Folha de S. Paulo


Mídia e governo insuflam terrorismo no Reino Unido

Primeira pergunta: o que querem os terroristas? Resposta: querem imensa publicidade para todos os seus ultrajes, seguida por histeria, medo e repressão gerados por políticos e outros atores. A resposta britânica ao massacre na Tunísia, de parte de David Cameron, seu governo e da mídia, atendeu a esse desejo. A segunda questão é se atender a esse desejo ainda valeria a pena a fim de garantir uma futura vitória sobre o terrorismo.

Há pouca coisa que uma sociedade aberta possa fazer contra alguém que mata aleatoriamente. Podemos armar pesadamente a polícia. As pessoas importantes podem se deslocar em carros blindados. Podemos instalar muralhas de concreto em torno dos edifícios oficiais. Os viajantes em trens podem ser instruídos, a cada estação, a "reportar à polícia qualquer coisa de suspeito". O Reino Unido pode ser reduzido a uma paranoia insana, e ainda assim o atirador e o detonador de bombas continuarão a atingir seus alvos.

No entanto, sentimo-nos obrigados, como que por um instinto primordial, a "fazer alguma coisa" em resposta a qualquer atentado - em lugar de apenas demonstrarmos dignidade em nosso pesar pelos mortos. Primeiro-ministro, secretário do Interior, redator de manchetes e apresentador de TV - todos eles vasculham de alto a baixo o léxico da abominação. O terrorista não é ruim, mas "malévolo... vil... peçonhento... monstruoso... desumano". Cameron, mestre do clichê hiperbólico, exige uma "resposta de amplo espectro" a uma "luta geracional" contra uma "ameaça à nossa existência". Ele está simplesmente imitando Tony Blair. Será que não consegue ouvir a alegria que sua reação desperta nos apologistas do terrorismo?

Com isso, onde estão as soluções a que essa histeria deveria conduzir?

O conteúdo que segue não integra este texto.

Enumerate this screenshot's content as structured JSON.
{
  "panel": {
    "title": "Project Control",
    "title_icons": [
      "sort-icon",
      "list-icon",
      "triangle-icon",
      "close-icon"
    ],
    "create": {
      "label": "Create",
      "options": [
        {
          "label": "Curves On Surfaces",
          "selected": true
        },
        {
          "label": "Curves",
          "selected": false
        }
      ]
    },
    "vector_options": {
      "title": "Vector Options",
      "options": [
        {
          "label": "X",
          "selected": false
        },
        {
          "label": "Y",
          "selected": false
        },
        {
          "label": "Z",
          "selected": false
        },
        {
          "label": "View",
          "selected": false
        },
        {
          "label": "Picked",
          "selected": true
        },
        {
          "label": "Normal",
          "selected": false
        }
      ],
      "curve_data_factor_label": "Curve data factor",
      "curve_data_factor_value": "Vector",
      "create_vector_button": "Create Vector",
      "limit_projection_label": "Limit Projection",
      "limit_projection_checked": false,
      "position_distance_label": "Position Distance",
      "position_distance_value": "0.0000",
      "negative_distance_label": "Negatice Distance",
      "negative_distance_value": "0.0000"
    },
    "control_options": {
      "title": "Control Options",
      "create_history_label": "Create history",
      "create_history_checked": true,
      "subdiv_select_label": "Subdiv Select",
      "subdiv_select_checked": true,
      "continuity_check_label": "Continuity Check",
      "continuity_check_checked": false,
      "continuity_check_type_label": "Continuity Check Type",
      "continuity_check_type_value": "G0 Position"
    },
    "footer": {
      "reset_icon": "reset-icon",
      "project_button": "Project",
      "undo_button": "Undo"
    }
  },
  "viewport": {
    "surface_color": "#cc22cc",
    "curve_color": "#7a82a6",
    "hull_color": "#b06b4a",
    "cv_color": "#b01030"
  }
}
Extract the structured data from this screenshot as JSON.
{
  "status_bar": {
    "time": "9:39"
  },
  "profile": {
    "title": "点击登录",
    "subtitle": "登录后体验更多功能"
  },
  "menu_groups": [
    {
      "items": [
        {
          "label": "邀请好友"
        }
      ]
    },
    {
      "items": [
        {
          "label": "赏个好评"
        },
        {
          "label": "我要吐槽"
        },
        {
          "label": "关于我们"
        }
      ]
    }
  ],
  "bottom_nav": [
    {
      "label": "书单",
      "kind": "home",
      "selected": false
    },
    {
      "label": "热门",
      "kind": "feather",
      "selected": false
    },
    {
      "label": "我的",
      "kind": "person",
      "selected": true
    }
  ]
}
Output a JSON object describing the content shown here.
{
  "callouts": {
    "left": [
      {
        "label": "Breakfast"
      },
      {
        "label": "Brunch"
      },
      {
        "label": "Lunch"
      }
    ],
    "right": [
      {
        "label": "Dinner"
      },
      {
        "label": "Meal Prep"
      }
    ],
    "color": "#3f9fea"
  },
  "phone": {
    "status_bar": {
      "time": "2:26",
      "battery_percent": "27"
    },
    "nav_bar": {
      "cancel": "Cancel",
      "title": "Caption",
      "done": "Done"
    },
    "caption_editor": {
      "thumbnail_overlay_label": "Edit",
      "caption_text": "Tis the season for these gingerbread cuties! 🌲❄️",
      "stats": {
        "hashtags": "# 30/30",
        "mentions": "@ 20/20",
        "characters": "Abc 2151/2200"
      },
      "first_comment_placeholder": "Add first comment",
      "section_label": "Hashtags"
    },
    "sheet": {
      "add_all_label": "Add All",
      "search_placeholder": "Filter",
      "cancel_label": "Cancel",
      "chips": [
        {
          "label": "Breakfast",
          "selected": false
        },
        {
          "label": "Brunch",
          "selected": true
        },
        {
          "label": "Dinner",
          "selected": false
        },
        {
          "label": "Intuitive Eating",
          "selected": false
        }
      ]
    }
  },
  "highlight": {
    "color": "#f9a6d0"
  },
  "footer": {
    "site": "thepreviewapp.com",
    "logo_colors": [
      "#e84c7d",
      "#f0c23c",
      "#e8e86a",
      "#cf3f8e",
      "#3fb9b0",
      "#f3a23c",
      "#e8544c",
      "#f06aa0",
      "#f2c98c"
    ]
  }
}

Dizem-nos, repetidamente, que devemos enfrentar o terrorismo em sua fonte, a fim de "livrar o pântano dos crocodilos". As escolas são instruídas uma vez mais a "rebater o extremismo". A polícia de Londres uma vez mais promete "uma unidade em estilo SAS" para enfrentar situações semelhantes às da Tunísia. No 10º aniversário dos ataques ao metrô de Londres, em 7 de julho, eles prometem, de novo, que estarão "prontos para um ataque". Mas todos sabemos que nada é capaz de deter um atirador que resolva atacar em Londres; por que, então, colocar essa ideia em circulação?

Existe um perigo claro em exagerar retoricamente eventos que deveriam, sensatamente, ser vistos pelo que são: crimes aleatórios e individualizados. Fazê-lo confere glamour ao crime e o torna ainda mais atraente para qualquer desajustado e psicopata incipiente alienado por sua família ou comunidade local. Defini-los com a terminologia da segurança nacional só aumenta seu atrativo. É uma resposta que só fomenta a psicose que pretendia suprimir.

Quando a política do medo é usada de maneira gritante a fim de reforçar o arsenal do Estado - como fizeram governos de ambos os partidos -, isso enfraquece ainda mais a supremacia dos valores democráticos. Foi essa psicologia estatista que levou Blair à guerra contra o mundo islâmico, e ela é uma das causas primordiais do recrudescimento do terrorismo que agora enfrentamos.